Herbert Emanuel – Não tenho um livro que considero definitivo. Mas tenho muito apreço pelo meu primeiro livro “Nada ou Quase Uma Arte”, com apresentação, inclusive, do poeta gaúcho Carlos Nejar. Acho este livro muito bem estruturado, firme no seu propósito de habitar poeticamente a linguagem, apesar de ter sido o primeiro. Há um outro livro que gosto muito, foi feito em parceria o querido amigo poeta, mímico, artista visual curitibano Jiddu Saldanha, um livro de haicais intitulado “Do Crepúsculo ao Outro Dia”. É um livro, como disse o poeta Carlos Nejar, que escreveu o prefácio, que dança.
Artur Gomes – Além da poesia em verso, já exercitou ou exercita outra forma de linguagem com poesia?
Herbert Emanuel – Sim. Tenho me dedicado aos poemas-canções e à poesia sonora. Em relação à poesia sonora, resolvi dedicar-me há pouco tempo. Decidi, depois dos 50 (risos) tornar-me um poeta performático, amplificando, sonorizando o poema, usando, além da própria voz, as chamadas plataformas sonoras secundárias: samples, processadores vocais, sintetizadores, etc.. Tenho me divertido muito fazendo isto, principalmente com o Tatamirô Grupo de Poesia, do qual faço parte, e com a minha parceira de arte e vida Adriana Abreu, que é declamadora, atriz e diretora do Grupo.
Ano passado, circulamos com o poema sonoro “PALAVR(ARMA)DURA” por 11 estados do Brasil, do norte ao sul, por dois projetos do Sesc – o Amazônia das Artes e o Arte da Palavra. Foi uma experiência muita rica, belos e bons encontros de poesia sonora.
Artur Gomes – Qual poema escreveu quando teve uma pedra no meio do caminho?

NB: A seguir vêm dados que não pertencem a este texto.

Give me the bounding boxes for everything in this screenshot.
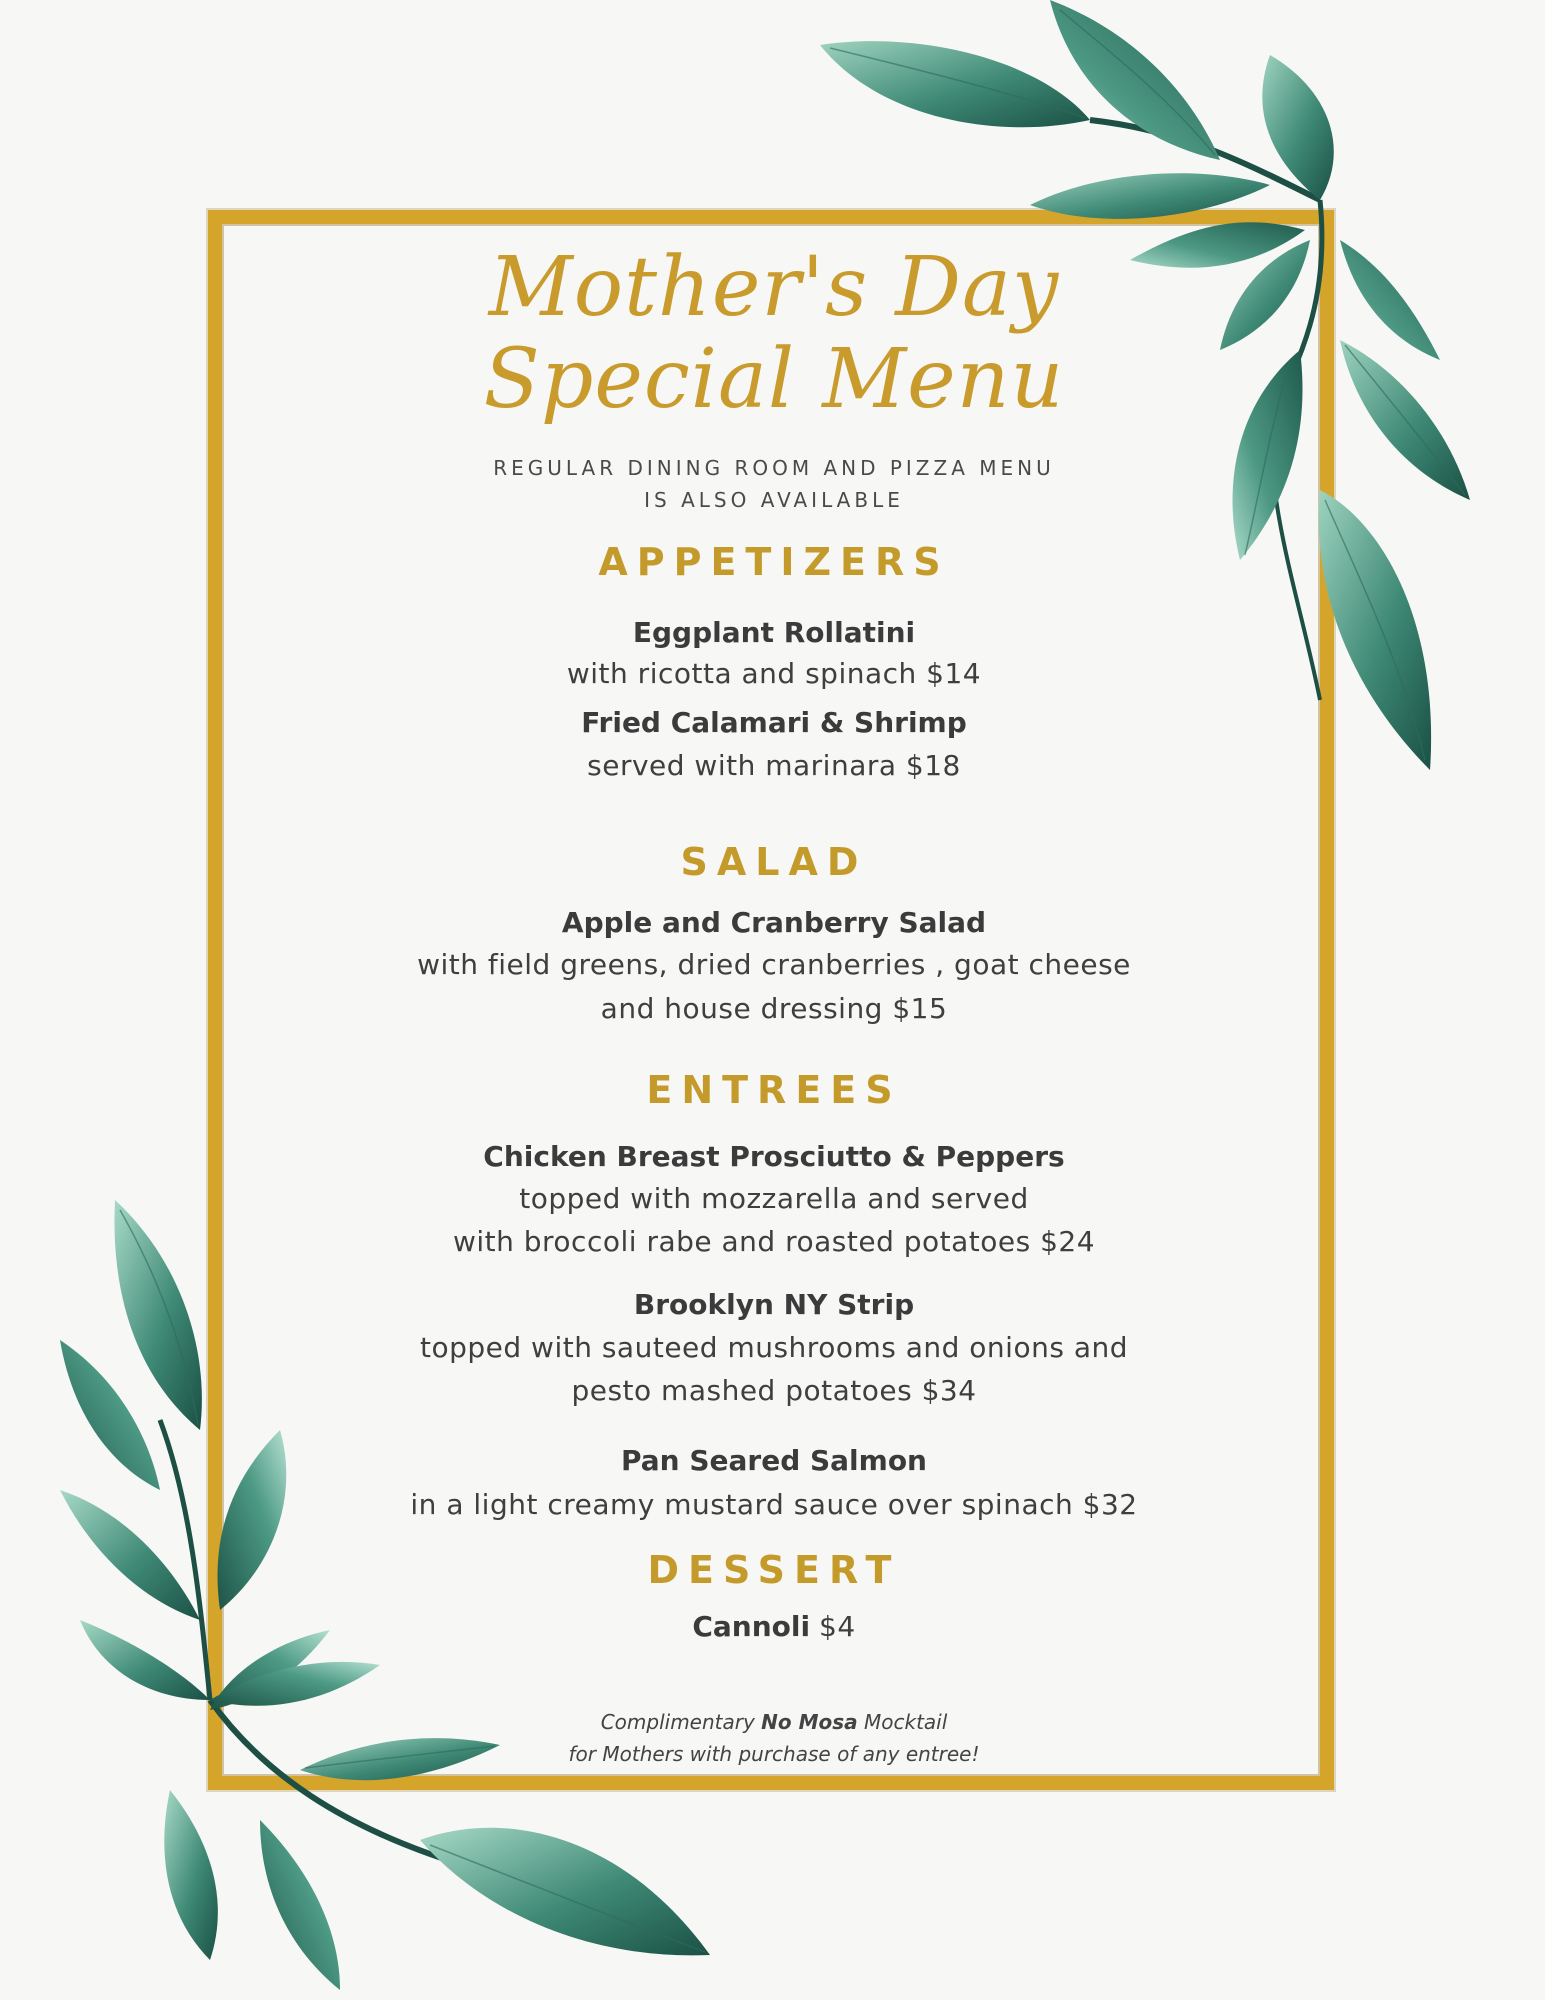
salad-1-desc-line-2: and house dressing $15: [600, 992, 948, 1025]
entree-2-desc-line-2: pesto mashed potatoes $34: [571, 1374, 977, 1407]
footer-line-1-post: Mocktail: [857, 1710, 948, 1734]
title-line-1: Mother's Day: [488, 240, 1060, 335]
footer-line-1-pre: Complimentary: [600, 1710, 762, 1734]
dessert-1-name: Cannoli: [692, 1610, 811, 1643]
subtitle-line-1: REGULAR DINING ROOM AND PIZZA MENU: [493, 456, 1055, 480]
menu-content: [300, 230, 1248, 516]
entree-1-desc-line-2: with broccoli rabe and roasted potatoes $24: [452, 1225, 1096, 1258]
appetizer-2-name: Fried Calamari & Shrimp: [581, 706, 967, 739]
entrees-heading: ENTREES: [646, 1068, 902, 1112]
salad-1-desc-line-1: with field greens, dried cranberries , goat cheese: [417, 948, 1131, 981]
entree-1-name: Chicken Breast Prosciutto & Peppers: [483, 1140, 1065, 1173]
appetizers-heading: APPETIZERS: [598, 540, 950, 584]
appetizer-1-desc: with ricotta and spinach $14: [566, 657, 982, 690]
salad-1-name: Apple and Cranberry Salad: [561, 906, 987, 939]
dessert-heading: DESSERT: [647, 1548, 901, 1592]
entree-1-desc-line-1: topped with mozzarella and served: [519, 1182, 1029, 1215]
title-line-2: Special Menu: [483, 332, 1065, 427]
footer-line-1-bold: No Mosa: [761, 1710, 858, 1734]
menu-subtitle: [300, 452, 1248, 516]
entree-2-name: Brooklyn NY Strip: [633, 1288, 915, 1321]
entree-3-desc: in a light creamy mustard sauce over spinach $32: [410, 1488, 1138, 1521]
footer-line-2: for Mothers with purchase of any entree!: [568, 1742, 980, 1766]
entree-2-desc-line-1: topped with sauteed mushrooms and onions and: [419, 1331, 1128, 1364]
appetizer-2-desc: served with marinara $18: [587, 749, 961, 782]
appetizer-1-name: Eggplant Rollatini: [632, 616, 916, 649]
salad-heading: SALAD: [680, 840, 868, 884]
menu-title: [300, 242, 1248, 426]
dessert-1: [300, 1610, 1248, 1643]
footer-note: [300, 1706, 1248, 1770]
dessert-1-price: $4: [819, 1610, 856, 1643]
subtitle-line-2: IS ALSO AVAILABLE: [644, 488, 904, 512]
entree-3-name: Pan Seared Salmon: [621, 1444, 927, 1477]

Herbert Emanuel -Não escrevi um poema, mas vários. Meu livro RES foi escrito depois de um longo tempo assombrado pela pedra da impossibilidade de escrever novamente alguma coisa que se aproveitasse, que valesse a pena ser escrito. O receio de que a fonte tivesse secado para sempre. Aí escrevi RES e ele me livrou da pedra naquele momento.

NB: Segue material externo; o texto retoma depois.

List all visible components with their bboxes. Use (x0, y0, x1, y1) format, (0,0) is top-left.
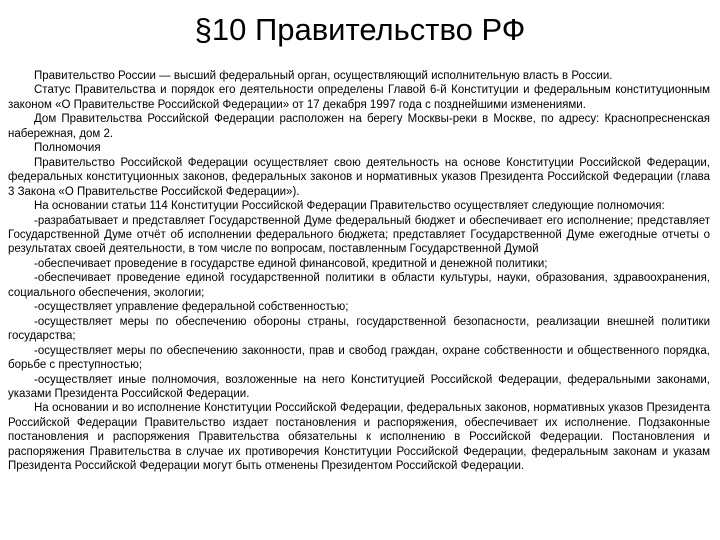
paragraph-article-114: На основании статьи 114 Конституции Российской Федерации Правительство осуществляет следующие полномочия: (34, 200, 665, 213)
page-title: §10 Правительство РФ (194, 12, 526, 47)
list-item-budget: -разрабатывает и представляет Государственной Думе федеральный бюджет и обеспечивает его исполнение; представляет Государственной Думе отчёт об исполнении федерального бюджета; представляет Государственной Думе ежегодные отчеты о результатах своей деятельности, в том числе по вопросам, поставленным Государственной Думой (8, 214, 710, 256)
section-heading-powers: Полномочия (34, 142, 101, 155)
list-item-finance: -обеспечивает проведение в государстве единой финансовой, кредитной и денежной политики; (34, 257, 548, 270)
paragraph-definition: Правительство России — высший федеральный орган, осуществляющий исполнительную власть в России. (34, 70, 613, 82)
list-item-defense: -осуществляет меры по обеспечению обороны страны, государственной безопасности, реализации внешней политики государства; (8, 315, 710, 343)
list-item-culture: -обеспечивает проведение единой государственной политики в области культуры, науки, образования, здравоохранения, социального обеспечения, экологии; (8, 272, 710, 299)
body-text (8, 69, 710, 474)
paragraph-location: Дом Правительства Российской Федерации расположен на берегу Москвы-реки в Москве, по адресу: Краснопресненская набережная, дом 2. (8, 113, 710, 140)
paragraph-legal-basis: Правительство Российской Федерации осуществляет свою деятельность на основе Конституции Российской Федерации, федеральных конституционных законов, федеральных законов и нормативных указов Президента Российской Федерации (глава 3 Закона «О Правительстве Российской Федерации»). (8, 156, 710, 198)
list-item-law: -осуществляет меры по обеспечению законности, прав и свобод граждан, охране собственности и общественного порядка, борьбе с преступностью; (8, 344, 710, 372)
paragraph-status: Статус Правительства и порядок его деятельности определены Главой 6-й Конституции и федеральным конституционным законом «О Правительстве Российской Федерации» от 17 декабря 1997 года с позднейшими изменениями. (8, 84, 710, 111)
list-item-other: -осуществляет иные полномочия, возложенные на него Конституцией Российской Федерации, федеральными законами, указами Президента Российской Федерации. (8, 373, 710, 400)
list-item-property: -осуществляет управление федеральной собственностью; (34, 301, 349, 314)
paragraph-decrees: На основании и во исполнение Конституции Российской Федерации, федеральных законов, нормативных указов Президента Российской Федерации Правительство издает постановления и распоряжения, обеспечивает их исполнение. Подзаконные постановления и распоряжения Правительства обязательны к исполнению в Российской Федерации. Постановления и распоряжения Правительства в случае их противоречия Конституции Российской Федерации, федеральным законам и указам Президента Российской Федерации могут быть отменены Президентом Российской Федерации. (8, 402, 710, 473)
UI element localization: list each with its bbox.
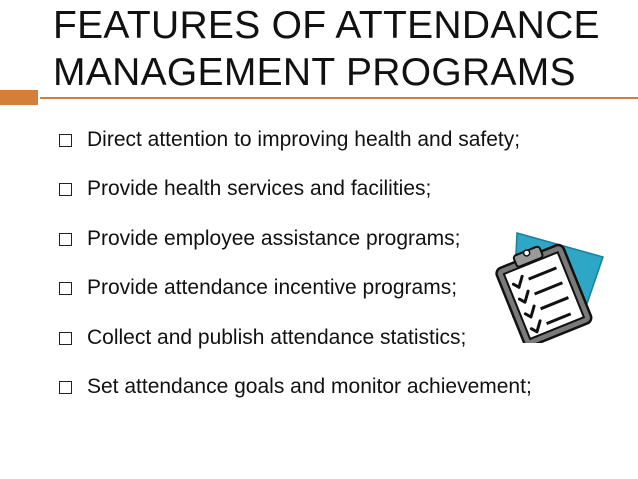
title-divider — [40, 97, 638, 99]
bullet-item — [59, 276, 532, 325]
bullet-text: Provide attendance incentive programs; — [87, 276, 458, 300]
bullet-item — [59, 326, 532, 375]
accent-bar — [0, 90, 38, 105]
checkbox-bullet-icon — [59, 332, 72, 345]
title-line-1: FEATURES OF ATTENDANCE — [53, 4, 600, 47]
checkbox-bullet-icon — [59, 134, 72, 147]
checkbox-bullet-icon — [59, 183, 72, 196]
clipboard-checklist-icon — [487, 231, 607, 343]
checkbox-bullet-icon — [59, 381, 72, 394]
bullet-item — [59, 227, 532, 276]
title-line-2: MANAGEMENT PROGRAMS — [53, 51, 576, 94]
bullet-item — [59, 375, 532, 424]
bullet-text: Provide employee assistance programs; — [87, 226, 461, 250]
checkbox-bullet-icon — [59, 282, 72, 295]
slide-title — [53, 2, 613, 96]
bullet-text: Direct attention to improving health and safety; — [87, 128, 521, 151]
bullet-item — [59, 177, 532, 226]
bullet-text: Set attendance goals and monitor achievement; — [87, 374, 532, 398]
bullet-list — [59, 128, 532, 424]
bullet-text: Collect and publish attendance statistics; — [87, 325, 467, 349]
bullet-item — [59, 128, 532, 177]
bullet-text: Provide health services and facilities; — [87, 177, 432, 201]
checkbox-bullet-icon — [59, 233, 72, 246]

Artur Gomes – Revisitando Quintana: você acha que depois dessa crise virótica pandêmica, quem passará e quem passarinho?
Herbert Emanuel – Se não mudarmos radicalmente nossa maneira de viver neste mundo, se não reinventarmos outros modos de existência – não patriarcal- falocrático-especicista- eurocêntrico-neocolonial-necroliberal-capitalista -, todos passaremos e não haverá nem passarinhos pra cantar a história humana e não-humana deste belo planeta chamado Terra.

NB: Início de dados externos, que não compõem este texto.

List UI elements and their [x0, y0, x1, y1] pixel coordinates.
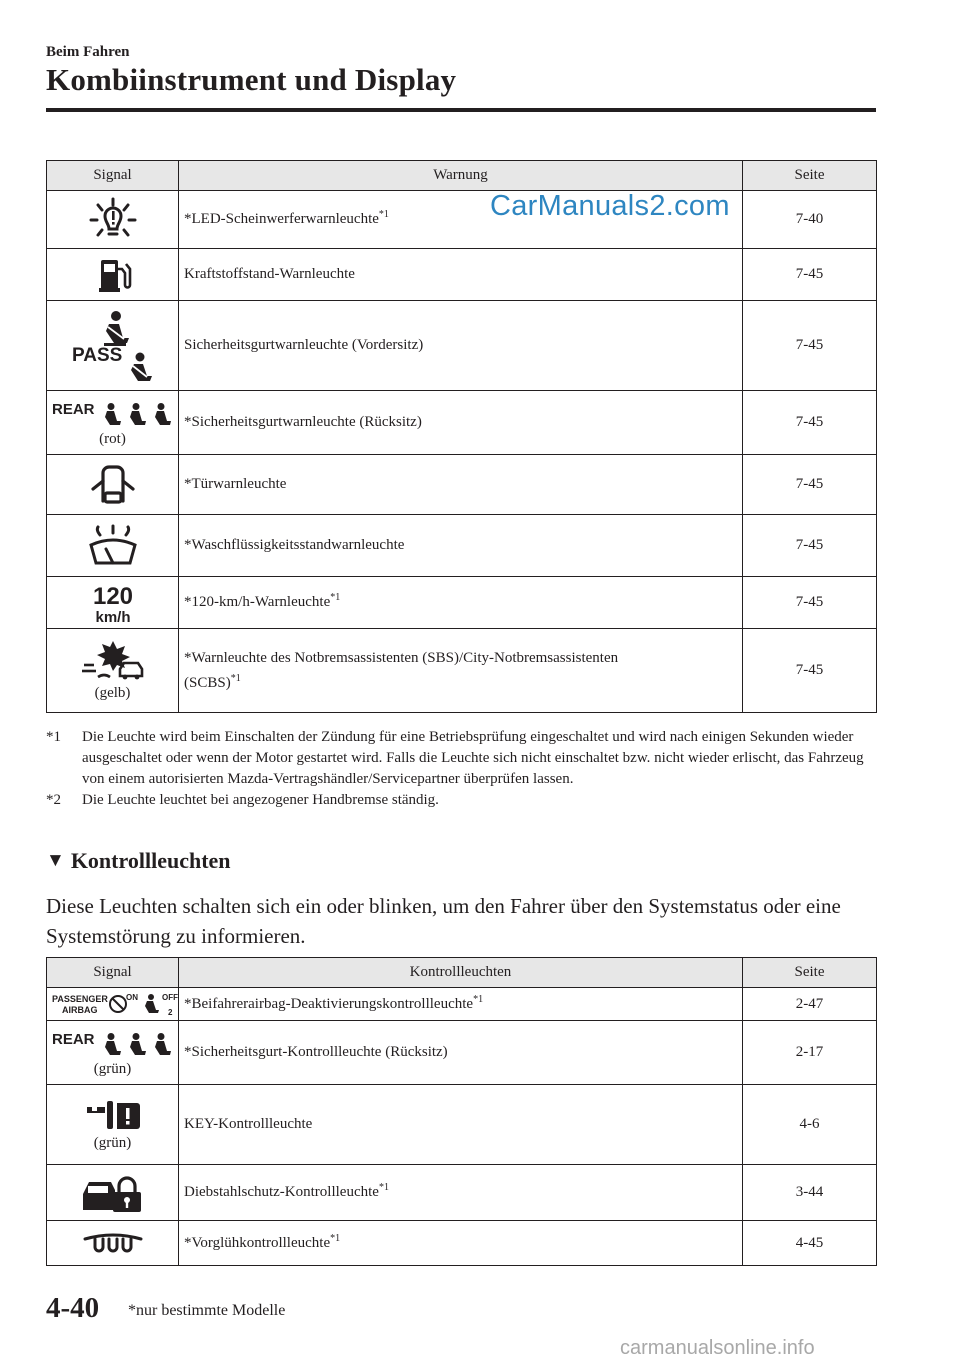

Artur Gomes – Escrevendo sobre o livro Pátria A(r)mada, o poeta e jornalista Ademir Assunção, afirma que cada poeta tem a sua tribo, de onde ele traz as suas referências. Você de onde vem, qual é a sua tribo?
Herbert Emanuel – Sou um mundano, do mundo, pertenço a tribos nômades, dos confins do Amapá, da Amazônia aos topos da África. Mas um poema meu talvez responda melhor à tua pergunta:
de algum lugar
tudo a partir de um apelo vermelho do corpo
e a necessidade de passar o tempo fora dos trilhos
ouvir mais e falar menos
é o que os meus olhos me pedem agora
uma canção anterior a tudo convém
águas calmas, mas também flash
de ruídos em minhas pálpebras
o branco silêncio das planícies
mas também as densas entranhas
desta floresta de vozes
triunfos da alegria, mas também
palavra derrotada, línguas em ruínas
o que digo vem da terra
o que repito vem do mar
uma voz anterior à palavra me saúda
eu sou quem sou, animal, nu
com ossos, sons e membranas
meu corpo imerso em argila
é fogo, é água vermelha
é barro deste rio que abandono
mas que insiste em permanecer comigo
à deriva, dentro e acima de mim,
até onde vou
até onde sou
Artur Gomes – Nos dias atuais o que é ser um poeta, militante de poesia?
Herbert Emanuel – Penso que outro poema meu também responda à tua pergunta:
mira bem
no centro
e dispara
a bala
da palavra
o som
que reverbera
dentro
sangue espesso
na página
Vivemos tempos sombrios. A poesia tem de se tornar uma voz, um clamor para o incêndio e a insurreição, com alegria e cólera ao mesmo tempo.